One learning, though: my big flaw is fear. In a world where you’re supposed to be a psycho, I just didn’t yell loud enough to get ahead. I was too darn embarrassed to play God.
I read so many books at once, and such dense works, that it’s rare that I blaze through one in only two days. Such a book would need to not only be straightforward enough that I don’t need to worry about scanning the text for subtleties and small details, but the events in it would have to be urgent enough that I can’t put it aside to satisfy my curiosity about what Against the Day will get around to covering next. This story of a teenage boy who’s being fingered as an accomplice to a school shooting does pretty well at both.
Again, I’m going to examine a shorthand blurb I found on the inside cover of this book, but this time, it’s even less fitting than the one for The Grace of Kings. “Catcher in the Rye meets South Park,” it says, which poses two problems. The first might be overstated by me, as someone who hasn’t read Catcher in the Rye yet, but I don’t remember hearing that Holden Caulfield from that book is ever under as much pressure, in as much mortal peril, as Vernon Little is here.

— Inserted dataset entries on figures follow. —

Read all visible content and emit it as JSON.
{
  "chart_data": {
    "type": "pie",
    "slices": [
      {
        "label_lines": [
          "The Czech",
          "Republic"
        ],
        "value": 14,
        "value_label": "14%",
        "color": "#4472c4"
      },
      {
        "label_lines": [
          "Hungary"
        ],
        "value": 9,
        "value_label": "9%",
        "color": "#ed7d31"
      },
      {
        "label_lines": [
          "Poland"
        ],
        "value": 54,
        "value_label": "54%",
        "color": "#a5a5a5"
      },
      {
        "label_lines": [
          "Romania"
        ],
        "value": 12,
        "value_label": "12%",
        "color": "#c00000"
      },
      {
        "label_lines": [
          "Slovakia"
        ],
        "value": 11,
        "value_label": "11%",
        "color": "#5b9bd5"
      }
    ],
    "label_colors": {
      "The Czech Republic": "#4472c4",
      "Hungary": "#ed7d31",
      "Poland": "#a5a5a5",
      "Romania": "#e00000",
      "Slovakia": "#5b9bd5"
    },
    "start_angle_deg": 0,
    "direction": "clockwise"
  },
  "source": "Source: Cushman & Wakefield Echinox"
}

Both of them are outsiders who feel exaggerated contempt for the people around them, who act like fakers and phonies, while also demonstrating behavior that they themselves are far from perfect, which is why I don’t blame anyone for making the Catcher comparison. However, context matters, and unless Holden is also trapped in the center of a media circus, I’m willing to cut Vernon much more slack.
The second is that while Vernon God Little is cynical and vulgar, it isn’t nearly as absurd as South Park gets on a regular basis. It may have been when it was first published in 2003, but now the only thing that I can’t quite believe would happen is the reality show near the end where viewers vote on who gets a lethal injection next. Everything else is sadly all too believable, especially now that America screwed up and elected a reality show villain for president. A young high school kid is framed as a murderer by media shysters looking for someone they can hurt as retribution for a sensational atrocity, on the basis of no concrete evidence at all? Why not? Hell, Vernon’s lucky he’s white, or else he would have been killed before events of chapter one!
Setting aside how miserable these next four years are going to be, even with an impeachment, and what Vernon God Little isn’t despite what other reviewers say, I’ll focus on what it is. It’s a tense, uncomfortable story of a teenager whose usual adolescent angst about not belonging is amplified by the circumstances of his best friend killing several other students and then himself. He never fit in with the small-town Texans in his life, and now that he thinks they want his blood, his flailing attempts to escape keep making things worse for himself. Not that the situation in general is his fault; more than anything in a blurb, this book reminds me of A Series of Unforunate Events, in that everybody else in Vernon’s life that he feels he could take solace in lets him down, either by being sympathetic but ineffectual or by being overtly out to screw him. He doesn’t even have any siblings or peers in the same boat, like the Baudelaire children do. Only when he learns to stand his ground, take responsibility, and play other people much like he’s been played does he get a pardon from a terrible fate.
Vernon God Little also reminds me of The Plot Against America; both books spend most of their pages gradually building up a dreadful situation for the main character, right up until the end where it gets alleviated, as if the author didn’t want to entirely crush the reader’s hopes and dreams. Unlike The Plot, this happens because of Vernon’s agency, but it also doesn’t have The Plot‘s parting note of lasting trauma. Vernon’s victory is a relief, and it’s satisfying to see the scummiest people in the book take his place, but is it a likely outcome in real life? His circumstances are unusual, but they’re something I can see happening to someone in real life. I absolutely believe that there are enough vindictive, prejudiced, small-minded people in small town America to make life hell for anyone stuck there who doesn’t fit in. Just look at who they picked for president.
Still, there are decent people in Vernon’s life, just as there are decent people in real life who aren’t willing to put up with Donald Trump. His plan technically wouldn’t have worked without them, and it’s that kind of hope that I’ll be clinging to in the months to come.